All this set me thinking about the UK where political thinking has recently become more polarised. The last General Election (in 2015) was challenging as no parties seemed to represent ordinary people, that is, those who could not directly benefit the politicians. It was hard to choose who to vote for when all candidates talked in misleading soundbites and demonstrated blatant self-interest. A change was needed, and with the subsequent battle for the Labour Party leadership and then the vote for Brexit this was achieved. Now the country seems even more divided and discontent. The uncertainty that change brings is not being well received.

Before the General Election many complained about the Prime Minister, Cameron. They are not happy with his successor, May. The Labour Party leader, Milliband, was widely mocked for his willingness to compromise, yet his successor, Corbyn, is disliked for his steadfastness – he is regarded by many as ineffectual. Before Brexit many complained about the waste and perceived cronyism within the EU. Now leaving it is being decried as a national disaster. Change is demanded, but only if it follows the agenda of particular groups.

“I love Europe. I love its peoples, its culture, its food, its architecture, its common heritage, its cultural diversity, its trains, its art, music and drama, its literature and poetry, its history and the richness of its land.

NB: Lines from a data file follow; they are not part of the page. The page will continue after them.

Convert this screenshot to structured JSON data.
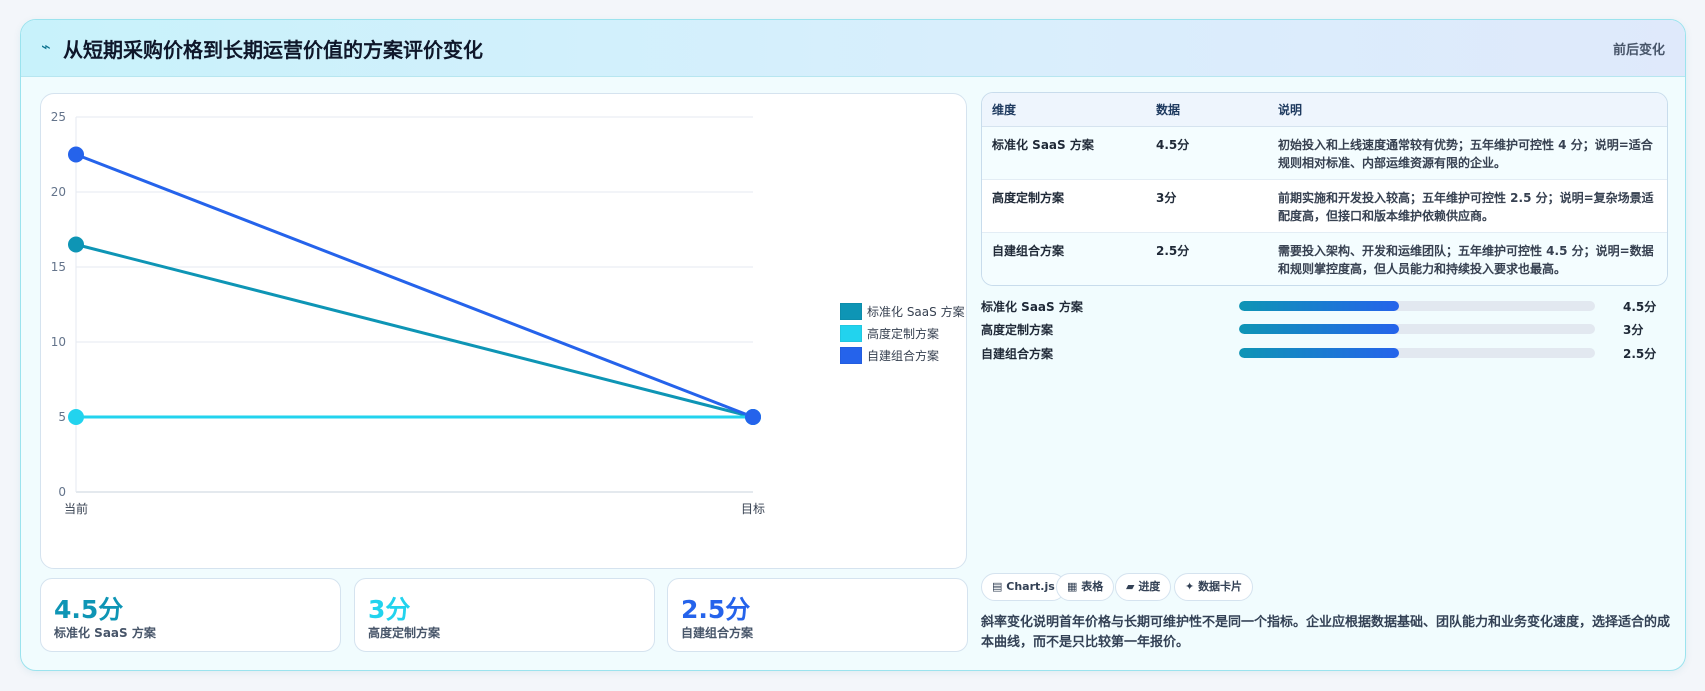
{
  "header": {
    "icon": "sparkline-icon",
    "title_icon_glyph": "⌁",
    "title": "从短期采购价格到长期运营价值的方案评价变化",
    "right_label": "前后变化"
  },
  "colors": {
    "teal": "#0e95b5",
    "cyan": "#22d3ee",
    "blue": "#2563eb"
  },
  "chart_data": {
    "type": "line",
    "categories": [
      "当前",
      "目标"
    ],
    "series": [
      {
        "name": "标准化 SaaS 方案",
        "values": [
          16.5,
          5
        ],
        "color": "#0e95b5"
      },
      {
        "name": "高度定制方案",
        "values": [
          5,
          5
        ],
        "color": "#22d3ee"
      },
      {
        "name": "自建组合方案",
        "values": [
          22.5,
          5
        ],
        "color": "#2563eb"
      }
    ],
    "ylim": [
      0,
      25
    ],
    "yticks": [
      0,
      5,
      10,
      15,
      20,
      25
    ],
    "grid": true,
    "legend_position": "right"
  },
  "kpis": [
    {
      "value": "4.5分",
      "label": "标准化 SaaS 方案",
      "color": "#0e95b5"
    },
    {
      "value": "3分",
      "label": "高度定制方案",
      "color": "#22d3ee"
    },
    {
      "value": "2.5分",
      "label": "自建组合方案",
      "color": "#2563eb"
    }
  ],
  "table": {
    "headers": [
      "维度",
      "数据",
      "说明"
    ],
    "rows": [
      {
        "name": "标准化 SaaS 方案",
        "value": "4.5分",
        "desc": "初始投入和上线速度通常较有优势；五年维护可控性 4 分；说明=适合规则相对标准、内部运维资源有限的企业。"
      },
      {
        "name": "高度定制方案",
        "value": "3分",
        "desc": "前期实施和开发投入较高；五年维护可控性 2.5 分；说明=复杂场景适配度高，但接口和版本维护依赖供应商。"
      },
      {
        "name": "自建组合方案",
        "value": "2.5分",
        "desc": "需要投入架构、开发和运维团队；五年维护可控性 4.5 分；说明=数据和规则掌控度高，但人员能力和持续投入要求也最高。"
      }
    ]
  },
  "progress": [
    {
      "label": "标准化 SaaS 方案",
      "value": "4.5分",
      "fraction": 0.45
    },
    {
      "label": "高度定制方案",
      "value": "3分",
      "fraction": 0.45
    },
    {
      "label": "自建组合方案",
      "value": "2.5分",
      "fraction": 0.45
    }
  ],
  "chips": [
    {
      "icon": "chart-icon",
      "glyph": "▤",
      "label": "Chart.js"
    },
    {
      "icon": "table-icon",
      "glyph": "▦",
      "label": "表格"
    },
    {
      "icon": "progress-icon",
      "glyph": "▰",
      "label": "进度"
    },
    {
      "icon": "sparkle-icon",
      "glyph": "✦",
      "label": "数据卡片"
    }
  ],
  "note": "斜率变化说明首年价格与长期可维护性不是同一个指标。企业应根据数据基础、团队能力和业务变化速度，选择适合的成本曲线，而不是只比较第一年报价。"
}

It’s just the EU that I loathe.”

In Stanly’s Ghost, Freeman has taken the power that Stanly’s previous actions granted him and used it to achieve a number of good things. The country is stable, infrastructure projects provide work, sustainable power sources are harnessed. There is still discontent, particularly amongst those who struggle to accept the empowered living openly and displaying their differences. Certain unempowered people would prefer to go back to when they could regard themselves as superior.

To take Freeman down would be to throw the country, and possibly the world, into the unknown. New leaders would emerge, and they may be no better. What right have Stanly and his friends to forcefully decide what is good for the wider population?

“A revolution is not successful or complete until a new set of oppressors consolidate their power.”

One plot line in the story involves a drug that could be added to the water to quietly remove all superpowers. In one sense this would make everyone equal. Stanly argues that individuals should not have the drug foisted on them, that they should be offered a choice. Who would choose to give up their privilege? It may be commendable to wish for a better life for the downtrodden and oppressed, but few are willing to sacrifice the comforts they enjoy in order to achieve equality and the downgrade in their own lifestyle that this may bring, even when they can see that they bear a degree of culpability for other’s suffering. Think of the current attitude towards immigrants and refugees.

The superpowered in Stanly’s Ghost use mind control. In our world this is achieved through the skewed and biased dissemination of information. It is too easy to regard those who hold views that are anathema as fools. Both sides do this. The reality is a great deal more complex than many seem able to accept.

“Beware the new imperial elite: athiest, rational, convinced of their rights, prepared to trample the responsibility of individuals, families, communities and local institutions for themselves and substitute central control and governance ‘for the greater good'”

Stanly struggles with his conscience as he tries to decide what he should do. In a fast moving environment, where knowledge that may damage the standing of the powerful is witheld, it can be difficult to discern what the right decision may be. With hindsight there could be regret, but who can say with any certainty how any alternative result would have played out?

“The trouble with the world is that the stupid are cocksure and the intelligent are full of doubt.”

“Good science is not about crusading with preconceived ideas. It’s about asking why, and seeking the truth, however inconvenient it might be”

Stanly’s Ghost is published by Salt and is available to buy now.

The quotes I have used in this post are not taken from the book. They have been inserted to illustrate points of view, not necessarily my own.